Ya recientemente, la parte central de las cuerdas entorchadas sol, re y la, se ha reemplazado por materiales sintéticos como el perlón, que las hacen más resistentes y económicas.

Adornos e incrustaciones que se incluían en los instrumentos primitivos han ido desechándose con el transcurso de las décadas, al comprobarse que perjudicaban la vibración normal de las tapas. En algunos violines antiguos, la voluta incluso podía estar formada por una cabeza de animal. Actualmente, la parte superior del violín se remata con el “rizo” clásico.
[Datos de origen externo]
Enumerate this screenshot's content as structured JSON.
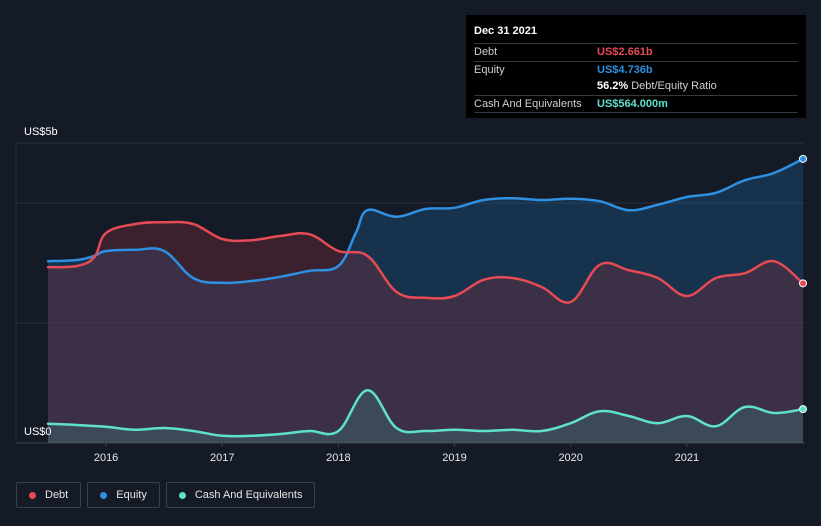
{
  "tooltip": {
    "date": "Dec 31 2021",
    "debt_label": "Debt",
    "debt_value": "US$2.661b",
    "equity_label": "Equity",
    "equity_value": "US$4.736b",
    "ratio_value": "56.2%",
    "ratio_label": "Debt/Equity Ratio",
    "cash_label": "Cash And Equivalents",
    "cash_value": "US$564.000m"
  },
  "legend": {
    "debt": "Debt",
    "equity": "Equity",
    "cash": "Cash And Equivalents"
  },
  "colors": {
    "background": "#151b26",
    "debt": "#e64b55",
    "equity": "#2f8fe0",
    "cash": "#5fe0cc"
  },
  "chart_data": {
    "type": "area",
    "ytop_label": "US$5b",
    "ybottom_label": "US$0",
    "ylim": [
      0,
      5
    ],
    "xlim": [
      2015.5,
      2022.0
    ],
    "x_ticks": [
      2016,
      2017,
      2018,
      2019,
      2020,
      2021
    ],
    "x_tick_labels": [
      "2016",
      "2017",
      "2018",
      "2019",
      "2020",
      "2021"
    ],
    "grid": true,
    "legend_position": "bottom-left",
    "series": [
      {
        "name": "Debt",
        "x": [
          2015.5,
          2015.75,
          2015.9,
          2016.0,
          2016.25,
          2016.5,
          2016.75,
          2017.0,
          2017.25,
          2017.5,
          2017.75,
          2018.0,
          2018.25,
          2018.5,
          2018.75,
          2019.0,
          2019.25,
          2019.5,
          2019.75,
          2020.0,
          2020.25,
          2020.5,
          2020.75,
          2021.0,
          2021.25,
          2021.5,
          2021.75,
          2022.0
        ],
        "values": [
          2.93,
          2.95,
          3.1,
          3.5,
          3.65,
          3.68,
          3.65,
          3.4,
          3.38,
          3.45,
          3.48,
          3.2,
          3.12,
          2.52,
          2.42,
          2.45,
          2.72,
          2.75,
          2.6,
          2.35,
          2.97,
          2.88,
          2.75,
          2.45,
          2.75,
          2.83,
          3.03,
          2.661
        ]
      },
      {
        "name": "Equity",
        "x": [
          2015.5,
          2015.75,
          2015.9,
          2016.0,
          2016.25,
          2016.5,
          2016.75,
          2017.0,
          2017.25,
          2017.5,
          2017.75,
          2018.0,
          2018.15,
          2018.25,
          2018.5,
          2018.75,
          2019.0,
          2019.25,
          2019.5,
          2019.75,
          2020.0,
          2020.25,
          2020.5,
          2020.75,
          2021.0,
          2021.25,
          2021.5,
          2021.75,
          2022.0
        ],
        "values": [
          3.03,
          3.05,
          3.12,
          3.2,
          3.22,
          3.2,
          2.75,
          2.67,
          2.7,
          2.77,
          2.87,
          2.95,
          3.5,
          3.88,
          3.77,
          3.9,
          3.92,
          4.05,
          4.08,
          4.05,
          4.07,
          4.03,
          3.88,
          3.97,
          4.1,
          4.17,
          4.38,
          4.5,
          4.736
        ]
      },
      {
        "name": "Cash And Equivalents",
        "x": [
          2015.5,
          2015.75,
          2016.0,
          2016.25,
          2016.5,
          2016.75,
          2017.0,
          2017.25,
          2017.5,
          2017.75,
          2018.0,
          2018.25,
          2018.5,
          2018.75,
          2019.0,
          2019.25,
          2019.5,
          2019.75,
          2020.0,
          2020.25,
          2020.5,
          2020.75,
          2021.0,
          2021.25,
          2021.5,
          2021.75,
          2022.0
        ],
        "values": [
          0.32,
          0.3,
          0.27,
          0.22,
          0.25,
          0.2,
          0.12,
          0.12,
          0.15,
          0.2,
          0.2,
          0.88,
          0.25,
          0.2,
          0.22,
          0.2,
          0.22,
          0.2,
          0.33,
          0.53,
          0.45,
          0.33,
          0.45,
          0.28,
          0.6,
          0.5,
          0.564
        ]
      }
    ]
  }
}
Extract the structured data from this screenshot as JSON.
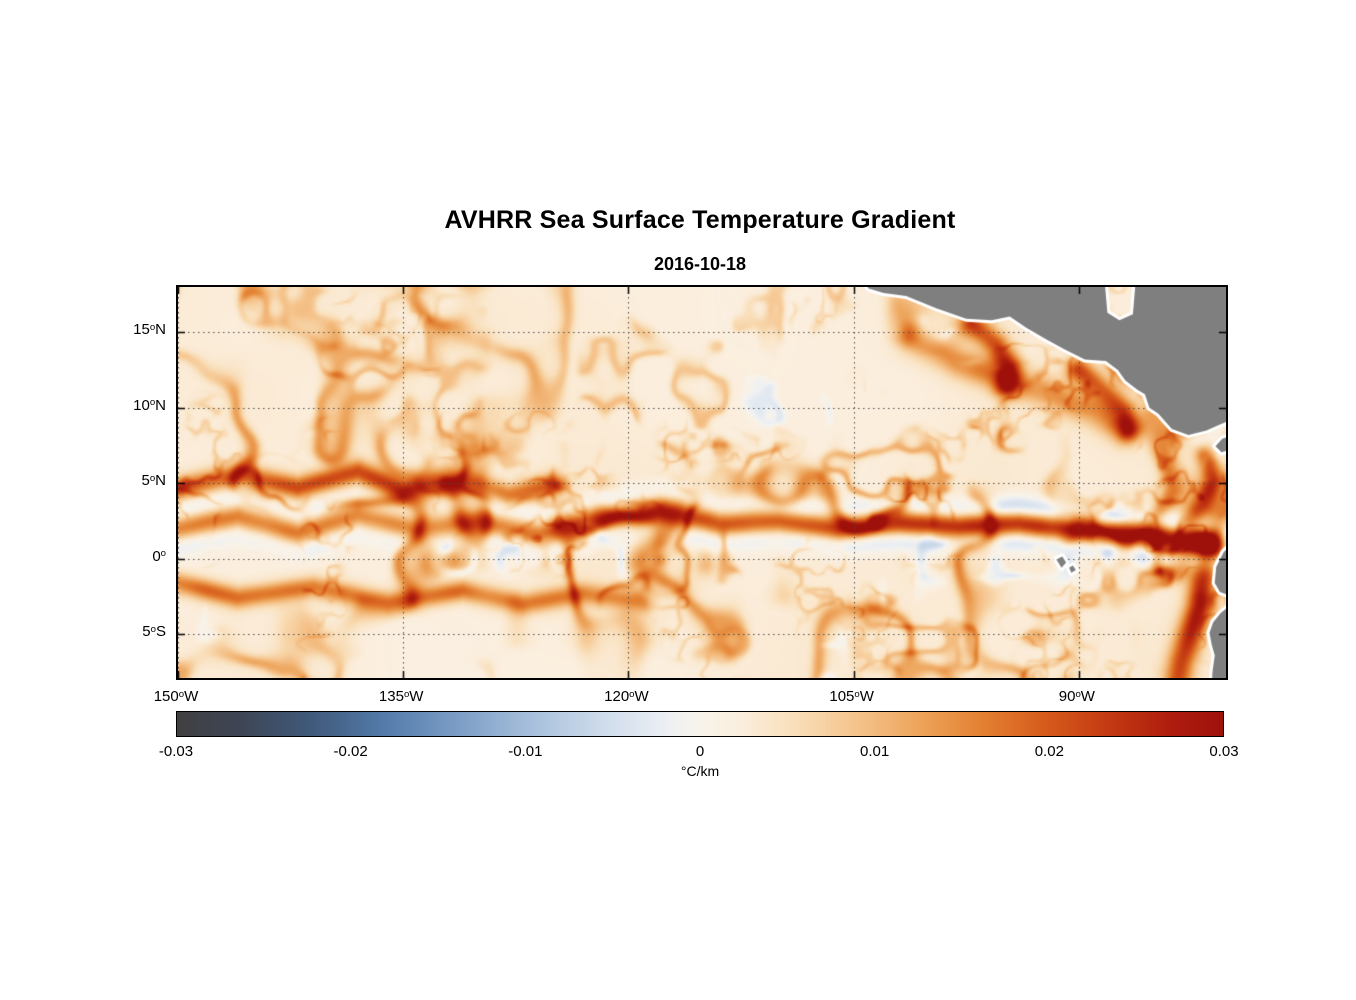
{
  "chart_data": {
    "type": "heatmap",
    "title": "AVHRR Sea Surface Temperature Gradient",
    "subtitle": "2016-10-18",
    "units": "°C/km",
    "lon_range": [
      -150,
      -80.2
    ],
    "lat_range": [
      -7.9,
      18.0
    ],
    "x_ticks": [
      {
        "lon": -150,
        "text": "150",
        "sup": "o",
        "suffix": "W"
      },
      {
        "lon": -135,
        "text": "135",
        "sup": "o",
        "suffix": "W"
      },
      {
        "lon": -120,
        "text": "120",
        "sup": "o",
        "suffix": "W"
      },
      {
        "lon": -105,
        "text": "105",
        "sup": "o",
        "suffix": "W"
      },
      {
        "lon": -90,
        "text": "90",
        "sup": "o",
        "suffix": "W"
      }
    ],
    "y_ticks": [
      {
        "lat": 15,
        "text": "15",
        "sup": "o",
        "suffix": "N"
      },
      {
        "lat": 10,
        "text": "10",
        "sup": "o",
        "suffix": "N"
      },
      {
        "lat": 5,
        "text": "5",
        "sup": "o",
        "suffix": "N"
      },
      {
        "lat": 0,
        "text": "0",
        "sup": "o",
        "suffix": ""
      },
      {
        "lat": -5,
        "text": "5",
        "sup": "o",
        "suffix": "S"
      }
    ],
    "grid": {
      "lons": [
        -150,
        -135,
        -120,
        -105,
        -90
      ],
      "lats": [
        -5,
        0,
        5,
        10,
        15
      ],
      "style": "dotted",
      "color": "#4a4a4a"
    },
    "colorbar": {
      "min": -0.03,
      "max": 0.03,
      "tick_labels": [
        "-0.03",
        "-0.02",
        "-0.01",
        "0",
        "0.01",
        "0.02",
        "0.03"
      ],
      "label": "°C/km",
      "stops": [
        [
          0.0,
          "#404041"
        ],
        [
          0.06,
          "#3d4554"
        ],
        [
          0.13,
          "#405a7c"
        ],
        [
          0.2,
          "#547cab"
        ],
        [
          0.27,
          "#7d9ec6"
        ],
        [
          0.34,
          "#a8c0dc"
        ],
        [
          0.41,
          "#d0ddec"
        ],
        [
          0.47,
          "#edf0f3"
        ],
        [
          0.5,
          "#f8f3ea"
        ],
        [
          0.54,
          "#fbeedd"
        ],
        [
          0.59,
          "#f9dfba"
        ],
        [
          0.65,
          "#f5c38b"
        ],
        [
          0.71,
          "#eda45b"
        ],
        [
          0.77,
          "#e38031"
        ],
        [
          0.83,
          "#d65b1c"
        ],
        [
          0.89,
          "#c43a12"
        ],
        [
          0.95,
          "#ae1d0e"
        ],
        [
          1.0,
          "#9e110b"
        ]
      ]
    },
    "map": {
      "land_color": "#7f7f7f",
      "coast_color": "#ffffff",
      "land_polygons": {
        "central_america": [
          [
            -104.5,
            18.6
          ],
          [
            -104.0,
            17.9
          ],
          [
            -103.0,
            17.6
          ],
          [
            -101.5,
            17.4
          ],
          [
            -99.5,
            16.6
          ],
          [
            -97.5,
            15.9
          ],
          [
            -95.8,
            15.8
          ],
          [
            -94.6,
            16.05
          ],
          [
            -93.5,
            15.3
          ],
          [
            -92.3,
            14.6
          ],
          [
            -91.0,
            13.9
          ],
          [
            -89.6,
            13.2
          ],
          [
            -88.2,
            13.1
          ],
          [
            -87.4,
            12.5
          ],
          [
            -86.9,
            11.8
          ],
          [
            -86.1,
            11.2
          ],
          [
            -85.6,
            10.9
          ],
          [
            -85.3,
            10.0
          ],
          [
            -84.7,
            9.6
          ],
          [
            -83.8,
            8.6
          ],
          [
            -82.7,
            8.2
          ],
          [
            -81.5,
            8.5
          ],
          [
            -80.6,
            8.9
          ],
          [
            -79.6,
            9.3
          ],
          [
            -79.6,
            18.6
          ],
          [
            -86.2,
            18.6
          ],
          [
            -86.4,
            16.2
          ],
          [
            -87.3,
            15.8
          ],
          [
            -88.1,
            16.3
          ],
          [
            -88.3,
            18.6
          ]
        ],
        "azuero_peninsula": [
          [
            -79.8,
            8.15
          ],
          [
            -80.45,
            7.95
          ],
          [
            -80.9,
            7.45
          ],
          [
            -80.5,
            7.05
          ],
          [
            -79.8,
            7.25
          ]
        ],
        "ecuador_coast": [
          [
            -79.8,
            0.95
          ],
          [
            -80.35,
            0.45
          ],
          [
            -80.85,
            -0.55
          ],
          [
            -80.95,
            -1.6
          ],
          [
            -80.6,
            -2.2
          ],
          [
            -79.8,
            -2.5
          ]
        ],
        "peru_coast": [
          [
            -79.8,
            -3.0
          ],
          [
            -80.55,
            -3.6
          ],
          [
            -81.05,
            -4.2
          ],
          [
            -81.3,
            -4.9
          ],
          [
            -81.15,
            -5.7
          ],
          [
            -80.95,
            -6.4
          ],
          [
            -81.1,
            -7.5
          ],
          [
            -81.15,
            -8.5
          ],
          [
            -79.8,
            -8.5
          ]
        ],
        "galapagos_west": [
          [
            -91.5,
            -0.05
          ],
          [
            -91.1,
            0.15
          ],
          [
            -90.85,
            -0.25
          ],
          [
            -91.15,
            -0.6
          ]
        ],
        "galapagos_east": [
          [
            -90.65,
            -0.6
          ],
          [
            -90.4,
            -0.45
          ],
          [
            -90.2,
            -0.75
          ],
          [
            -90.5,
            -0.92
          ]
        ]
      }
    },
    "fronts": [
      {
        "name": "north-equatorial-countercurrent-front",
        "path": [
          [
            -150,
            4.6
          ],
          [
            -146,
            5.6
          ],
          [
            -142,
            4.7
          ],
          [
            -138,
            5.8
          ],
          [
            -135,
            4.5
          ],
          [
            -131,
            5.3
          ],
          [
            -128,
            4.2
          ],
          [
            -125,
            4.9
          ]
        ],
        "amp": 0.021,
        "width": 0.75
      },
      {
        "name": "equatorial-front",
        "path": [
          [
            -150,
            2.0
          ],
          [
            -146,
            2.8
          ],
          [
            -142,
            1.7
          ],
          [
            -138,
            2.9
          ],
          [
            -134,
            1.9
          ],
          [
            -130,
            2.5
          ],
          [
            -126,
            1.6
          ],
          [
            -122,
            2.7
          ],
          [
            -118,
            3.3
          ],
          [
            -114,
            2.3
          ],
          [
            -110,
            2.5
          ],
          [
            -106,
            2.0
          ],
          [
            -102,
            2.4
          ],
          [
            -98,
            2.1
          ],
          [
            -94,
            2.3
          ],
          [
            -90,
            1.9
          ],
          [
            -86,
            1.5
          ],
          [
            -81,
            1.0
          ]
        ],
        "amp": 0.016,
        "amp_east": 0.03,
        "width": 0.8,
        "fringe": 0.38
      },
      {
        "name": "south-equatorial-filaments",
        "path": [
          [
            -150,
            -1.6
          ],
          [
            -146,
            -2.6
          ],
          [
            -141,
            -1.9
          ],
          [
            -136,
            -2.9
          ],
          [
            -131,
            -2.1
          ],
          [
            -127,
            -3.0
          ],
          [
            -123,
            -2.3
          ],
          [
            -119,
            -2.8
          ]
        ],
        "amp": 0.017,
        "width": 0.7
      },
      {
        "name": "tehuantepec-front",
        "path": [
          [
            -97,
            15.6
          ],
          [
            -95.5,
            14.2
          ],
          [
            -94.6,
            12.8
          ],
          [
            -94.8,
            11.4
          ]
        ],
        "amp": 0.024,
        "width": 0.8
      },
      {
        "name": "papagayo-front",
        "path": [
          [
            -90,
            12.5
          ],
          [
            -88.2,
            11.0
          ],
          [
            -87.0,
            9.8
          ],
          [
            -86.6,
            8.6
          ]
        ],
        "amp": 0.024,
        "width": 0.8
      },
      {
        "name": "central-america-coastal-band",
        "path": [
          [
            -101,
            14.5
          ],
          [
            -98,
            13.0
          ],
          [
            -95,
            12.0
          ],
          [
            -92,
            11.0
          ],
          [
            -89,
            9.8
          ],
          [
            -87,
            8.6
          ]
        ],
        "amp": 0.015,
        "width": 1.0
      },
      {
        "name": "panama-bight-front",
        "path": [
          [
            -81.5,
            6.8
          ],
          [
            -81.0,
            5.2
          ],
          [
            -81.8,
            3.6
          ],
          [
            -82.6,
            2.6
          ]
        ],
        "amp": 0.021,
        "width": 0.7
      },
      {
        "name": "peru-coastal-front",
        "path": [
          [
            -81.5,
            0.3
          ],
          [
            -81.8,
            -1.5
          ],
          [
            -82.0,
            -3.2
          ],
          [
            -82.6,
            -5.0
          ],
          [
            -83.2,
            -6.8
          ],
          [
            -83.4,
            -7.9
          ]
        ],
        "amp": 0.026,
        "width": 0.9
      }
    ],
    "texture": {
      "base_value": 0.0015,
      "base_variation": 0.0025,
      "layers": [
        {
          "size": 5.5,
          "amp": 0.014,
          "ridge": 0.055,
          "mask_size": 9,
          "mask_th": 0.45,
          "seed": 3
        },
        {
          "size": 2.8,
          "amp": 0.01,
          "ridge": 0.055,
          "mask_size": 6,
          "mask_th": 0.5,
          "seed": 17
        },
        {
          "size": 1.5,
          "amp": 0.006,
          "ridge": 0.05,
          "mask_size": 4,
          "mask_th": 0.55,
          "seed": 29
        },
        {
          "size": 3.5,
          "amp": -0.008,
          "ridge": 0.05,
          "mask_size": 5,
          "mask_th": 0.62,
          "seed": 41
        }
      ]
    }
  }
}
El fileteado, encastre que bordea cada una de las tapas, ha sido el único ornamento que ha perdurado desde la aparición del violín hasta nuestros días. Esto se explica porque realiza una función muy importante, reforzando los bordes e impidiendo que el violín se agriete en el sentido de la veta de la madera, cuando esta grieta pretende hacerlo desde el borde de la tapa hacia dentro.

El alma, pieza cilíndrica que va encajada entre las tapas superior e inferior, se ha visto engrosada a través de la historia, al tener que soportar cada vez mayor presión debido al aumento de tensión de las cuerdas, provocada por la inclinación del mango y la altura del puente.

Por esta misma razón, la barra armónica también se ha visto reforzada, siendo en un principio más corta y más delgada. El puente, cuya razón básica es la de elevar las cuerdas sobre el diapasón, ha tenido además una función estética en su evolución, dando belleza al instrumento. También se observa, al margen del incremento de su altura, un paulatino acercamiento desde posiciones próximas al cordal, hasta colocarse en el centro de las efes.

La tastiera se ha alargado poco a poco para permitir al instrumentista tocar en los registros más agudos, a medida que la tesitura del instrumento se ha ido ampliando.